Tuesday, July 12, 2011

Nothing in life is constant.

I was there on Sunday,
In case you can't tell where this cute picture was taken,
It's Chicago!
I went downtown with this guy named Matthew, I figured it was going to end up like last time,
With Guy, but it really wasn't, it was a better date x20, before we even decided to go downtown, we drank Four Lokos in my back yard, then went free running around my neighborhood. When we got back to my yard he pulled me next to him, put his arm around me, and started touching my lips, while he was doing that, I noticed his hands were shaking. I started kissing his fingertips, and then we kissed each other, and it made me happy, because I thought he was really sexy, and he liked me.

But yeah, we go downtown, and we acted like a couple, at one point he turned to me and was like,
"I feel like I'm a bit under dressed to be with you."
Bitch, I don't care what you're wearing, you're beyond attractive.
That's what went through my head.

We went to the park, drank red wine, went to the zoo, got veggie subs, then went to the beach :)
While we were at the park, we were like, crazy about each other, while we were drinking the wine, we talked to a crazy guy, who swore he'd seen Mat in concert before, then made our way to the zoo,
At the zoo there is a man on a horse on top of a little structure, we went under it and drank the rest of the wine, while looking at the lake and feeling the amazing breeze.
When we were at the beach we went to the pier, and sat right on the edge, I could feel the water splash my feet, he picked me up, put me on his lap, and held me.
We kissed more.

During this time, as you may already know I thought about Guy, and it made me really, really sad.. Because I thought that Mat was just doing the same thing to me, he'll take me out, show me an amazing time, and then leave me confused and hurt.

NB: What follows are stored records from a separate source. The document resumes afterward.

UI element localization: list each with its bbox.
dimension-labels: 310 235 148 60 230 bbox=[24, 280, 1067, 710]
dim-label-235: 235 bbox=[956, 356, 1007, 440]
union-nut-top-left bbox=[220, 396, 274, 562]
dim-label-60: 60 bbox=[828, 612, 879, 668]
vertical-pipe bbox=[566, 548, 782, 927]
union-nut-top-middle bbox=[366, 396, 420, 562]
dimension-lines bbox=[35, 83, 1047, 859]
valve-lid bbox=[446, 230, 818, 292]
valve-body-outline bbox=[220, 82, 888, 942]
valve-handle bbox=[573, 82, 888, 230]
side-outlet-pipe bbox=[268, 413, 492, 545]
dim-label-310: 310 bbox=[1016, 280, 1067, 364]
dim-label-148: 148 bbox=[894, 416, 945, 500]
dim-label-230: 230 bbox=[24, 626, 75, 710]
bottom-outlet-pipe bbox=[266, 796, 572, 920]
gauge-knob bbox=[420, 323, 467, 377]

I almost cried on the way to downtown, and when he was bringing me home too, I got that bad feeling in my chest, and panic rushed through me while getting out of the car. I walked straight to my back yard, and let it all out. I was angry and sad, and I wanted to stomp my feet until they bled, but I stopped. 
I thought about my day, and how much fun I had when I wasn't thinking about all the negative, and I decided that if he was going to be like the rest, he's going to come back around anyways, so I should bask in my great day, and move on to the next.
That's exactly what I did. Yesterday, I talked to him a bit and he said he had an amazing day too, he actually wants to see me again, take me to bars, play with his fire pit, do some more free running, and exploring. It puts me at ease, knowing he wants to see me again <3

He just texted me saying "Que pasa"
"Nada. Tu?"
"Mi habla en el telefono con una mucho bonita chica."
"That was very cute."
"Gracias mi amiga."
"No problema, chulo."

I meet him because he complimented me in Italian, and now he's speaking Spanish to me.
I like it how he's not boring, and I hope this continues.
Yesterday, I smoked with my brother and his girlfriend at this place they call 'The Stairway'
I want to take pictures of it and post them here, I've been there about 4 times already,
It's kind of a dump, but I think it's pretty.